Manipulating data#

Once you fetched data, argopy comes with a handy xarray.Dataset accessor argo to perform specific manipulation of the data. This means that if your dataset is named ds, then you can use ds.argo to access more argopy functions. The full list is available in the API documentation page Dataset.argo (xarray accessor).

Let’s start with standard import:

In [1]: from argopy import DataFetcher as ArgoDataFetcher

Transformation#

Points vs profiles#

By default, fetched data are returned as a 1D array collection of measurements:

In [2]: argo_loader = ArgoDataFetcher().region([-75,-55,30.,40.,0,100., '2011-01-01', '2011-01-15'])

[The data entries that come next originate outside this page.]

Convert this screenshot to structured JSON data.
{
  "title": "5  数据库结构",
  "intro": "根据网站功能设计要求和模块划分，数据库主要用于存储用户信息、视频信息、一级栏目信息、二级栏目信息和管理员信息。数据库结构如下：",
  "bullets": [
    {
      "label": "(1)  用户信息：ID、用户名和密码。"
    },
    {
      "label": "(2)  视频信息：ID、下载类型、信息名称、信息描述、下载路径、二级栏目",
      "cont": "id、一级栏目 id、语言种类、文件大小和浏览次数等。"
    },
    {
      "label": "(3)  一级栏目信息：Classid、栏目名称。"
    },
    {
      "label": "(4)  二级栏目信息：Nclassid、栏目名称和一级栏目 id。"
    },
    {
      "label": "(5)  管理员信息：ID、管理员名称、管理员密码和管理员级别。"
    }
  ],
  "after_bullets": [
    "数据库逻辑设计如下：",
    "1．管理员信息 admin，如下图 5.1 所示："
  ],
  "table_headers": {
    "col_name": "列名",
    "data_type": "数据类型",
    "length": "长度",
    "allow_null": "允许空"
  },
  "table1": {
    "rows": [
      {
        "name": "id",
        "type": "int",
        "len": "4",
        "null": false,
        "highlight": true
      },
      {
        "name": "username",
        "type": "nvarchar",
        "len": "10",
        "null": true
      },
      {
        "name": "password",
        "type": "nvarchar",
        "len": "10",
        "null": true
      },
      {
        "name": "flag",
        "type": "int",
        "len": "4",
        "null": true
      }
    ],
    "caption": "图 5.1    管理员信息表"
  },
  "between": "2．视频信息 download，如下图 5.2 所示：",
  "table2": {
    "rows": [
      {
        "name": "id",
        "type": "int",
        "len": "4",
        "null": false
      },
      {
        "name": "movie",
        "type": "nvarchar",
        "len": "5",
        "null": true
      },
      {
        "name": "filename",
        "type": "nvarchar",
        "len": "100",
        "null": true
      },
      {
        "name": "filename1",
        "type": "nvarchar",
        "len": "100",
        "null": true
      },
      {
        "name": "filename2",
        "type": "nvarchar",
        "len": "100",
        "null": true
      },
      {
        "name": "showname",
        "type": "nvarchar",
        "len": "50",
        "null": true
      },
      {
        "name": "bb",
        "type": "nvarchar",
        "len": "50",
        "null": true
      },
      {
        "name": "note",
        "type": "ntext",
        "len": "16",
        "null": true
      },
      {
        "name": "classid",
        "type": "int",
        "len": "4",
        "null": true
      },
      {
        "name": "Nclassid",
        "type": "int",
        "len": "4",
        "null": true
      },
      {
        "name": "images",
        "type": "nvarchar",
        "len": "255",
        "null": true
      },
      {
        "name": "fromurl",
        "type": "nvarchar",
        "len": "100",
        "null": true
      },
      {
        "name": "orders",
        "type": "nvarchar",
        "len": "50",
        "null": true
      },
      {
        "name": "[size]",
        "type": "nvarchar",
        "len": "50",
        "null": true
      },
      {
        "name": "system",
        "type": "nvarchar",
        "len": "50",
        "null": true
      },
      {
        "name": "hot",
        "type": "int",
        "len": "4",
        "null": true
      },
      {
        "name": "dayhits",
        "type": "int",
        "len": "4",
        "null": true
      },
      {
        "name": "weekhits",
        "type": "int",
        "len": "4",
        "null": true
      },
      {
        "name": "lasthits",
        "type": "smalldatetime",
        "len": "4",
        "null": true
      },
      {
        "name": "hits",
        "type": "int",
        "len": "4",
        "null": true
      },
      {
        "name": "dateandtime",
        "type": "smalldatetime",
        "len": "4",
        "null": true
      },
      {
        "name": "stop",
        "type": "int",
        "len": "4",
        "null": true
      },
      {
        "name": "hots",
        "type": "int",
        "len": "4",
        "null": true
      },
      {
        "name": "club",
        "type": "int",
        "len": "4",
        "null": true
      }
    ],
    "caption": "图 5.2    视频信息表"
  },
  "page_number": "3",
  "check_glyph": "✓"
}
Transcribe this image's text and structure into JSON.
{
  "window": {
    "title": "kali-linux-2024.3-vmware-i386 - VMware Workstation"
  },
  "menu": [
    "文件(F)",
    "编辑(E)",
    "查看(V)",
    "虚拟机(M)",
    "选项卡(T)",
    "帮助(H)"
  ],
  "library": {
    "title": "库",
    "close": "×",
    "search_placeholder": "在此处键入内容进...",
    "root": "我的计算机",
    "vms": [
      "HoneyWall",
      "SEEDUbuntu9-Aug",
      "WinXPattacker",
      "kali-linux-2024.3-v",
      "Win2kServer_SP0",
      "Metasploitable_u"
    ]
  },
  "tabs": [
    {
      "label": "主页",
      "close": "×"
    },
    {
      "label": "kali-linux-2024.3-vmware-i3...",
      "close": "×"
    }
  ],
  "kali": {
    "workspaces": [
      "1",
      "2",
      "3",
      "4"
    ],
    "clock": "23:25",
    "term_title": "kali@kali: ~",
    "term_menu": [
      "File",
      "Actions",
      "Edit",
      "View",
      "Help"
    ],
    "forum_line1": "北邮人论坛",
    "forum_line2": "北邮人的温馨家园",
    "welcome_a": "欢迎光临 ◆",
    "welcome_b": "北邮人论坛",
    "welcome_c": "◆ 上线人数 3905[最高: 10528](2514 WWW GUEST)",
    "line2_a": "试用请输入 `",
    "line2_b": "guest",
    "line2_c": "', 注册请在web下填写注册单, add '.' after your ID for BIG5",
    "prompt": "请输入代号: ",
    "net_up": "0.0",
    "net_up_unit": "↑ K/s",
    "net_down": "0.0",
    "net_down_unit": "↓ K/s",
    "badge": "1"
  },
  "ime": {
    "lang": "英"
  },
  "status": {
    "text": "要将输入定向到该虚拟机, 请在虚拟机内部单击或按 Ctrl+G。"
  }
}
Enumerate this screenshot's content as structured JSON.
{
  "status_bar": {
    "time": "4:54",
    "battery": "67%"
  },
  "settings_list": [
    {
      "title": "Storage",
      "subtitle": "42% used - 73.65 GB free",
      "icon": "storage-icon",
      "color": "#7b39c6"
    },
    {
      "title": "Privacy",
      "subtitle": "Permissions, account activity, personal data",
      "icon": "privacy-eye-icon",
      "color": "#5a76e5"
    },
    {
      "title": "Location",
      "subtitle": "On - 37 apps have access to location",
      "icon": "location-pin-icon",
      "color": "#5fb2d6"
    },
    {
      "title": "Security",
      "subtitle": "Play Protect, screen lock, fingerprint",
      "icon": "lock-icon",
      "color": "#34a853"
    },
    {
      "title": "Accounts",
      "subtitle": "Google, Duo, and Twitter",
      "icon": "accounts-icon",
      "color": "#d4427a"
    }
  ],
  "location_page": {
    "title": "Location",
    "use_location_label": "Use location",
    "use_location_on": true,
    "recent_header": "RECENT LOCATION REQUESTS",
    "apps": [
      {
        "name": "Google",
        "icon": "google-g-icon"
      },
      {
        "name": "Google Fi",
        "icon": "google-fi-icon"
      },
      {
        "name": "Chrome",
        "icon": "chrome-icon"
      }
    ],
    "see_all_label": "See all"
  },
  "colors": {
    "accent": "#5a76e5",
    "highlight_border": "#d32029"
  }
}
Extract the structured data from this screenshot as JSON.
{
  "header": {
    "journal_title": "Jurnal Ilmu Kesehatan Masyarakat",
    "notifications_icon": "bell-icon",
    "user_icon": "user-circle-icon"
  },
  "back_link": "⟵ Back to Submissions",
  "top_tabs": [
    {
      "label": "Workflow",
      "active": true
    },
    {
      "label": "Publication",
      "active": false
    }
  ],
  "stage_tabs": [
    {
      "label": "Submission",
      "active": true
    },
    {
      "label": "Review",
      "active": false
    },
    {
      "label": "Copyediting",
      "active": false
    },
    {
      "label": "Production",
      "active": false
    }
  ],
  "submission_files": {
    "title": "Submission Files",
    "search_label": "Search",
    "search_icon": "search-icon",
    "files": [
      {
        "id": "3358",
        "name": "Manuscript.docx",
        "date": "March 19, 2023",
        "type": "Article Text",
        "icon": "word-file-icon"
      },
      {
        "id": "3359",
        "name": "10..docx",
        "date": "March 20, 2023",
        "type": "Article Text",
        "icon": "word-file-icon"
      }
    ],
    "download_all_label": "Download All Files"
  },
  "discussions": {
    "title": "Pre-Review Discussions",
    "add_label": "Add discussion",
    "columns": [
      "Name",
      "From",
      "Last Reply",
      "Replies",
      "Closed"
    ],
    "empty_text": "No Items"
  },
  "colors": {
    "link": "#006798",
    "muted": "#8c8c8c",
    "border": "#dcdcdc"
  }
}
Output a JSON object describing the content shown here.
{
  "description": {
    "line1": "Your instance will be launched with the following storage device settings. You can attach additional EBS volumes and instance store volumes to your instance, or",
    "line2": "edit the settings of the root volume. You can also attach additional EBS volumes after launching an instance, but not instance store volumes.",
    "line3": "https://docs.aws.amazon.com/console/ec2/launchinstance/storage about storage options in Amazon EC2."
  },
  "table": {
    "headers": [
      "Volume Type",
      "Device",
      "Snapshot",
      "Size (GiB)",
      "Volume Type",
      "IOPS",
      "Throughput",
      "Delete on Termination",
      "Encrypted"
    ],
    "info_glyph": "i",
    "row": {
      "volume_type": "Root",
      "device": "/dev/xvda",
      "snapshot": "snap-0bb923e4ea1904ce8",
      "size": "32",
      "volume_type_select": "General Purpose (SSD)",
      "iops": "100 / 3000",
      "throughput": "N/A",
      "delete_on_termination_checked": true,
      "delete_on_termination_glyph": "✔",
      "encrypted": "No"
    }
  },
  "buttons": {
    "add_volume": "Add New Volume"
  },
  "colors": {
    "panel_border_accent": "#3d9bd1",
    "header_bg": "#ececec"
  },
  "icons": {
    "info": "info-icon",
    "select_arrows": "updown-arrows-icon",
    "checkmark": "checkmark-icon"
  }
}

In [3]: ds_points = argo_loader.to_xarray()

In [4]: ds_points
Out[4]: 
<xarray.Dataset>
Dimensions:                (N_POINTS: 524)
Coordinates:
  * N_POINTS               (N_POINTS) int64 0 1 2 3 4 5 ... 519 520 521 522 523
    LATITUDE               (N_POINTS) float64 37.28 37.28 37.28 ... 33.07 33.07
    LONGITUDE              (N_POINTS) float64 -66.77 -66.77 ... -64.59 -64.59
    TIME                   (N_POINTS) datetime64[ns] 2011-01-02T11:14:06 ... ...
Data variables: (12/13)
    CONFIG_MISSION_NUMBER  (N_POINTS) int32 1 1 1 1 1 1 1 ... 13 13 13 13 13 13
    CYCLE_NUMBER           (N_POINTS) int32 150 150 150 150 150 ... 13 13 13 13
    DATA_MODE              (N_POINTS) <U1 'D' 'D' 'D' 'D' ... 'D' 'D' 'D' 'D'
    DIRECTION              (N_POINTS) <U1 'A' 'A' 'A' 'A' ... 'A' 'A' 'A' 'A'
    PLATFORM_NUMBER        (N_POINTS) int32 4900803 4900803 ... 5903377 5903377
    POSITION_QC            (N_POINTS) int32 1 1 1 1 1 1 1 1 ... 1 1 1 1 1 1 1 1
    ...                     ...
    PRES_QC                (N_POINTS) int32 1 1 1 1 1 1 1 1 ... 1 1 1 1 1 1 1 1
    PSAL                   (N_POINTS) float64 36.67 36.67 36.67 ... 36.67 36.67
    PSAL_QC                (N_POINTS) int32 1 1 1 1 1 1 1 1 ... 1 1 1 1 1 1 1 1
    TEMP                   (N_POINTS) float64 19.46 19.47 19.47 ... 19.2 19.2
    TEMP_QC                (N_POINTS) int32 1 1 1 1 1 1 1 1 ... 1 1 1 1 1 1 1 1
    TIME_QC                (N_POINTS) int32 1 1 1 1 1 1 1 1 ... 1 1 1 1 1 1 1 1
Attributes:
    DATA_ID:              ARGO
    DOI:                  http://doi.org/10.17882/42182
    Fetched_from:         https://erddap.ifremer.fr/erddap
    Fetched_by:           docs
    Fetched_date:         2022/11/17
    Fetched_constraints:  [x=-75.00/-55.00; y=30.00/40.00; z=0.0/100.0; t=201...
    Fetched_uri:          ['https://erddap.ifremer.fr/erddap/tabledap/ArgoFlo...
    history:              Variables filtered according to DATA_MODE; Variable...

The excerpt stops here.